"Sevdiğimiz zaman, aşk o kadar büyüktür ki bir bütün olarak içimize sığmaz; sevdiğimiz insana doğru yayılır, onda kendisini durduran, başlangıç noktasına geri dönmeye zorlayan bir yüzey bulur; işte karşımızdakinin hisleri dediğimiz şey, kendi sevgimizin çarpıp geri dönüşüdür; bizi gidişten daha fazla etkilemesinin, büyülemesinin sebebiyse, kendimizden çıktığını farketmeyişimizdir" -Marcel Proust
Kafeden nasıl çıktık, ne ara arabaya binip hastaneye geldik anlayamadım bile. Tek yaptığım ağlamaktı, ne yapmış olursa olsun o benim babamdı. Oğlumun dedesiydi, çocukken kucağına alıp saçlarımı okşayan adamdı.
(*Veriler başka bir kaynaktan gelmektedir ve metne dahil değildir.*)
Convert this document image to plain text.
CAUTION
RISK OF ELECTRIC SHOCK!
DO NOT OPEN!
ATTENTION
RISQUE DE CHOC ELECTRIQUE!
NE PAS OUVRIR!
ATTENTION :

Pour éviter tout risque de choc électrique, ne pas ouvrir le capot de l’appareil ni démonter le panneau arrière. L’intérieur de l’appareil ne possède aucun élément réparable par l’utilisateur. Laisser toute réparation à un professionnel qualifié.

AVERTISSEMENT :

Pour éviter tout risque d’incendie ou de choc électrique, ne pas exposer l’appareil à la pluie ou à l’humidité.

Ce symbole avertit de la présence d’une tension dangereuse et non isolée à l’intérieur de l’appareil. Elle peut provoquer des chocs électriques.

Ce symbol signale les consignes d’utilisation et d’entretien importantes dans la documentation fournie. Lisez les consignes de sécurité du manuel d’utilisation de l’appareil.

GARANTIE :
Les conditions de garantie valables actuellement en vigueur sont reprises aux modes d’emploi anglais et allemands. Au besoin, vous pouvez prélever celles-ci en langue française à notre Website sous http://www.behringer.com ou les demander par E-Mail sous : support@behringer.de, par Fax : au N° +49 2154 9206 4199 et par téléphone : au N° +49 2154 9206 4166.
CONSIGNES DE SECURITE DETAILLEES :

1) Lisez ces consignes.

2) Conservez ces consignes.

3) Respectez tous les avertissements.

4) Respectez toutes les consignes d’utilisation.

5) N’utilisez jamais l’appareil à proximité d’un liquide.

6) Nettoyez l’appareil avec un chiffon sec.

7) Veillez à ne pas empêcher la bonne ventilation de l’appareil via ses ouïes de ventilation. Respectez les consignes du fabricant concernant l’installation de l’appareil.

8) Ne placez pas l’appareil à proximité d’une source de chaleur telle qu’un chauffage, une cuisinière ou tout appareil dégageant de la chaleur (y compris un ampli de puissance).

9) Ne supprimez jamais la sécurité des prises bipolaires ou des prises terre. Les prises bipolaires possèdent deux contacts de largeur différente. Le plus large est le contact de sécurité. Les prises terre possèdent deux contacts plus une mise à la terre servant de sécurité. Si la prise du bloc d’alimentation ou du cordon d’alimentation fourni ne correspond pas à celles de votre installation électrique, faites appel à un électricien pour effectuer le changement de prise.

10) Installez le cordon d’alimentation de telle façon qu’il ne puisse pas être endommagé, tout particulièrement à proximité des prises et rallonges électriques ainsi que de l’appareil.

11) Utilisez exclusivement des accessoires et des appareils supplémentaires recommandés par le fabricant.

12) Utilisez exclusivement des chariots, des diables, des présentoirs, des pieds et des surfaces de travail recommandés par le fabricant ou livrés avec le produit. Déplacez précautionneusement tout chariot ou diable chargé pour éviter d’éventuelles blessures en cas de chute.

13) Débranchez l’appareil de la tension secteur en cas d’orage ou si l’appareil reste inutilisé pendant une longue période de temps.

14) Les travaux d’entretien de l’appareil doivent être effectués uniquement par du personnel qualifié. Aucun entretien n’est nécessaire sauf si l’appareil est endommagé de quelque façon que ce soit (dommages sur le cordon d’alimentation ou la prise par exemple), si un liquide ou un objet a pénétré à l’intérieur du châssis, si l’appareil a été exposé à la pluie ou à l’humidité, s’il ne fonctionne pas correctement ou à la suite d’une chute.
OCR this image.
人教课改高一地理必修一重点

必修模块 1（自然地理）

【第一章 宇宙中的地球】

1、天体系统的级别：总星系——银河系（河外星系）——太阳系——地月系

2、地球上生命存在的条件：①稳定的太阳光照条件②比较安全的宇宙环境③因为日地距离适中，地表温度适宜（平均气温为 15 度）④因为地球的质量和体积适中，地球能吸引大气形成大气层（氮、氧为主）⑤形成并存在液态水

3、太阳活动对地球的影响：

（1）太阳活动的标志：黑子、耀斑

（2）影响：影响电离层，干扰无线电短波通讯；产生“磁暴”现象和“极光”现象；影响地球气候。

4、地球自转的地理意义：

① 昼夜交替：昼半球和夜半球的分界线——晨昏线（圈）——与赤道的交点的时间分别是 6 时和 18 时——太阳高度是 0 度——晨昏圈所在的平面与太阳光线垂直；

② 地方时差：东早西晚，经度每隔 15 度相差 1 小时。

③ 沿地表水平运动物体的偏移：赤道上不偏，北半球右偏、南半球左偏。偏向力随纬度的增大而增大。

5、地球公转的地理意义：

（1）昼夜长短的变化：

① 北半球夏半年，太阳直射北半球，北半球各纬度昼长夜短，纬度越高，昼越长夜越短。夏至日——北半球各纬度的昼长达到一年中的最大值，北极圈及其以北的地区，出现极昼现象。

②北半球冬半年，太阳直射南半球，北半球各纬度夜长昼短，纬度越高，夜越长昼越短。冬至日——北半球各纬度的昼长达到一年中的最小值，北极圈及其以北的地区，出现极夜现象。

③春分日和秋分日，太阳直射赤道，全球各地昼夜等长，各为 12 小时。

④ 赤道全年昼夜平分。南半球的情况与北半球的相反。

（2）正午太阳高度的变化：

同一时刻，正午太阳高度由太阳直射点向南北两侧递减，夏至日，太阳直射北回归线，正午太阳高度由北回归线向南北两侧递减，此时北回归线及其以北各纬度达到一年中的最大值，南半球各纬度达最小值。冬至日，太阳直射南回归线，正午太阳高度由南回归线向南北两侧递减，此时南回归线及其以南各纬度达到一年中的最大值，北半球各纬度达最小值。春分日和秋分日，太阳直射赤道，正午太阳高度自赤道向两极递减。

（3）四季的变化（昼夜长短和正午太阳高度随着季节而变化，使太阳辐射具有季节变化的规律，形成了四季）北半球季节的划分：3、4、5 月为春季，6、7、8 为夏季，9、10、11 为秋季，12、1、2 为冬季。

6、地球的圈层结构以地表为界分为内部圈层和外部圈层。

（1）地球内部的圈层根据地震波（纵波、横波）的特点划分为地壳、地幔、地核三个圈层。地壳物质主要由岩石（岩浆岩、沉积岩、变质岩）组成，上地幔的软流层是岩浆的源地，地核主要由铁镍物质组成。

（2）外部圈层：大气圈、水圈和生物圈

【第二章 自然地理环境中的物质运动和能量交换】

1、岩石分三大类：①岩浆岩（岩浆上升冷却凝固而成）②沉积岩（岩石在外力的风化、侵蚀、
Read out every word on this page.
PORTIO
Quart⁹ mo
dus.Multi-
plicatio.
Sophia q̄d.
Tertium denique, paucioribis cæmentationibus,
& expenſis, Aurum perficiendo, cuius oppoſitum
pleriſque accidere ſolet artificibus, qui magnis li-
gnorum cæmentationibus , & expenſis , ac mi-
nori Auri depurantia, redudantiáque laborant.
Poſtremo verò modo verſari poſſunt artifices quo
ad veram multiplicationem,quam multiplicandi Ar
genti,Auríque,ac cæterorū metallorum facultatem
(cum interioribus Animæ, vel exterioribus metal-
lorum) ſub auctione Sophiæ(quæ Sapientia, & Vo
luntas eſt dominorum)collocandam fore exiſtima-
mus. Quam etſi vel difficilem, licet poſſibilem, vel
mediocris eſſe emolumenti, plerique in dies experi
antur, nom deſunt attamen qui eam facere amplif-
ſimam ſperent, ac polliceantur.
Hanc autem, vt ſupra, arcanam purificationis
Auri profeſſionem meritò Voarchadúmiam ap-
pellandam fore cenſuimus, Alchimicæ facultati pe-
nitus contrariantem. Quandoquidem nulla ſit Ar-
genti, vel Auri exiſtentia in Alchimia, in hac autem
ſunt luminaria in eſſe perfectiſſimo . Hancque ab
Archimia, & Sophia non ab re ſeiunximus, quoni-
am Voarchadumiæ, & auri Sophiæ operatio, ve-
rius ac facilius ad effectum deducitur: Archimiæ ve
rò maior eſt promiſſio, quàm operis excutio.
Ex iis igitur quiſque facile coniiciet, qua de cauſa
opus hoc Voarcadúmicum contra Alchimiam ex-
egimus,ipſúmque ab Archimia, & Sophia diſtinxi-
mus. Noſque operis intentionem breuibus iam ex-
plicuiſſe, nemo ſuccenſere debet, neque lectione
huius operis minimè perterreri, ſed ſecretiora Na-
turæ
"Artık ağlama Zeynep, henüz ölmedi." Dediğine inanamaz bir şekilde ona baktım.
"Çok güzel teselli ediyorsun, üstüne tanımam." dedim gözyaşlarımın arasında.
"Ben de." diyerek kafasını bana çevirip, o eşsiz gülümsemesini gözlerimin önüne serdi. Gözyaşlarımın içinde kısacık bir an gülümsedim onun sayesinde.
Hastanenin önüne gelip, arabadan inip ortada buluştuğumuzda ellerimizi birbirine kenetlemesi tüm bu olayların içinde en güzel detaydı belki de.
"Kendini yıpratma, oğlumuz için. Söz mü?"
"Söz." dediğimde el ele hastanenin kapısından içeri girdik, Emir danışmada görevliyle konuşmasından sonra asansöre binip ikinci katta indik. Ellerimiz bu süreç içinde hiç ayrılmamıştı fakat bitmiş bir şekilde oturan annemi, abilerimi görmemle hışımla elini bıraktım.
Bizim aşkımız aileme kadardı, abime karşı bir bıçak olarak kullanılana kadardı.
Abim gelip Emir'in yakasına yapıştığında, annem de gelip bana sarıldı karnımın el verdiği kadarıyla. Gözleri yaşlıydı, hayat arkadaşını kaybetme korkusu sarmıştı onu. Tarık abim, bir köşede öylece oturuyordu. Bitmiş görünüyordu.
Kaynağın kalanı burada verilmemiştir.